Masoli might not be a familiar name for casual American fans; he played at Oregon and Ole Miss and went to training camp with the San Francisco 49ers in 2011. But he didn’t just outplay Manziel in practice and the preseason. Masoli’s performance, since he assumed the Tiger-Cats’ starting job last season, is nearly unprecedented in league history.
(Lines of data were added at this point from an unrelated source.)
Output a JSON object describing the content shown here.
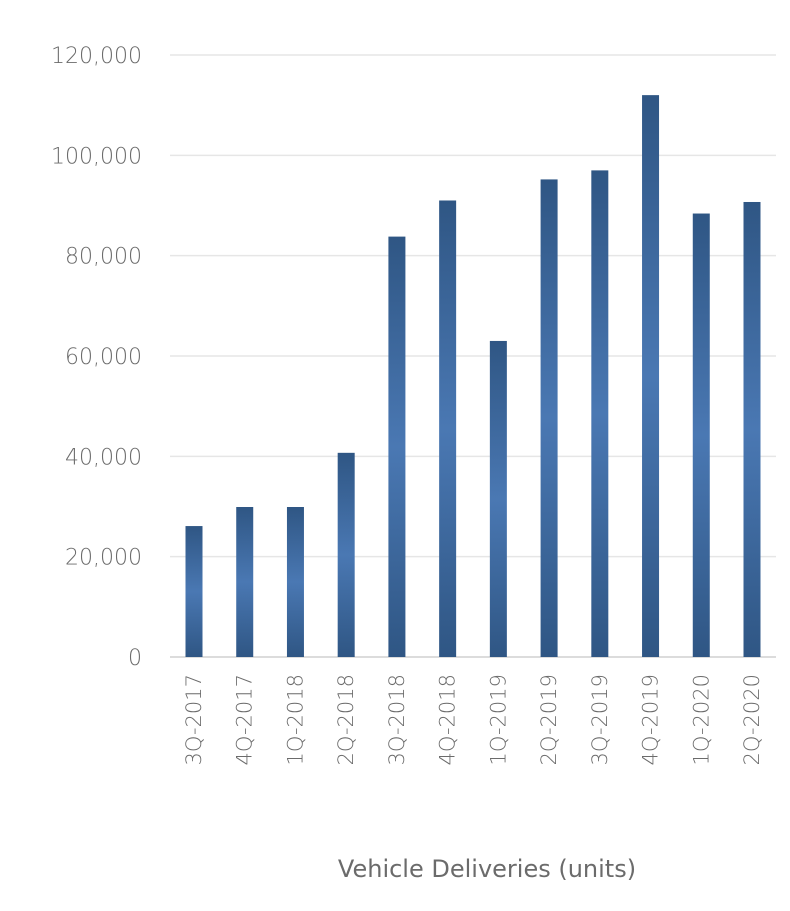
{
  "chart_data": {
    "type": "bar",
    "categories": [
      "3Q-2017",
      "4Q-2017",
      "1Q-2018",
      "2Q-2018",
      "3Q-2018",
      "4Q-2018",
      "1Q-2019",
      "2Q-2019",
      "3Q-2019",
      "4Q-2019",
      "1Q-2020",
      "2Q-2020"
    ],
    "series": [
      {
        "values": [
          26100,
          29900,
          29900,
          40700,
          83800,
          91000,
          63000,
          95200,
          97000,
          112000,
          88400,
          90700
        ]
      }
    ],
    "title": "",
    "xlabel": "Vehicle Deliveries (units)",
    "ylabel": "",
    "ylim": [
      0,
      120000
    ],
    "yticks": [
      "0",
      "20,000",
      "40,000",
      "60,000",
      "80,000",
      "100,000",
      "120,000"
    ],
    "ytick_values": [
      0,
      20000,
      40000,
      60000,
      80000,
      100000,
      120000
    ],
    "grid": true,
    "legend": "none",
    "colors": {
      "bar_edge": "#2f5684",
      "bar_center": "#4a78b3",
      "grid": "#e6e6e6",
      "text": "#6b6b6b"
    }
  }
}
He tied a CFL record by throwing for at least 300 yards in nine consecutive games, dating back to last season. Masoli is also averaging 8.5 yards per rush, the second-highest figure for any CFL player this season with more than one carry. There was every indication that Jones wanted to get Manziel on the field, but there was no way to reasonably do it amid Masoli’s historic run.

“Of all the years I’ve been a part of this league,” Tillman said, “one of the common denominators is that when guys get up here, they are surprised — very — at the quality of athlete of our league. Jeremiah is 5-foot-11 and he probably wasn’t born to play in the NFL. But his skill set is one that is really structured for the spread system, and for our league.”

It’s fair to ask why the Tiger-Cats didn’t hold on to Manziel for insurance against a Masoli injury, unless of course they weren’t as impressed with him as they said they were. I don’t sense that was the case.

As Tillman outlined, there would never be a better time to extract a big return on Manziel. The Tiger-Cats received two first-round draft choices, plus two starting players, in exchange for a quarterback who hadn’t taken a meaningful snap in three years (and two other players).

“Let’s say we had gone toward the status quo,” Tillman said. “There was really no way we were going to go forward in 2019 with both guys. You might try to tell yourself that, but realistically you couldn’t. If you’re sitting there at the end of the year, and Johnny has one year left on his contract, and people know that, with a high degree of success, he would be going back to the NFL, the return we would get would be appreciably less. We just felt this would be the time we could get a premium return.”

So the question of why the Tiger-Cats made this trade can be separated from a referendum on Manziel’s progress. All we really know is that Manziel wasn’t good enough in practice to unseat the best-performing quarterback in the league, at a time when he already was trying to play catch-up.

The good news is that Manziel faces no such obstacle in Montreal. The Alouettes’ revolving door at quarterback — former Oregon starter Vernon Adams Jr. will become their fourth different starter Thursday night — means Manziel will get every opportunity to play immediately. But it’s also important to listen to Manziel’s own words, repeated several times since he arrived in Canada.

“I’ve tempered my expectations to not reach too high,” he said this week. “I want to come in and I want to play solid football. That’s what I want to do. I realize there are going to be some growing pains to get there, because it is a process. I have been away from the game a little bit. I’m excited to get some reps, and I know I’m going to be putting in the time that I need to off the field to expedite that process.”

Per CFL rules, Manziel is locked into his contract through the end of the 2019 season. That mandatory timetable eases the urgency to impress NFL scouts right away. In the big picture, it’s not unreasonable to think that Manziel could get enough starts this year to set himself up for a bigger season in 2019. It won’t happen where he intended, but it can still happen. So it goes.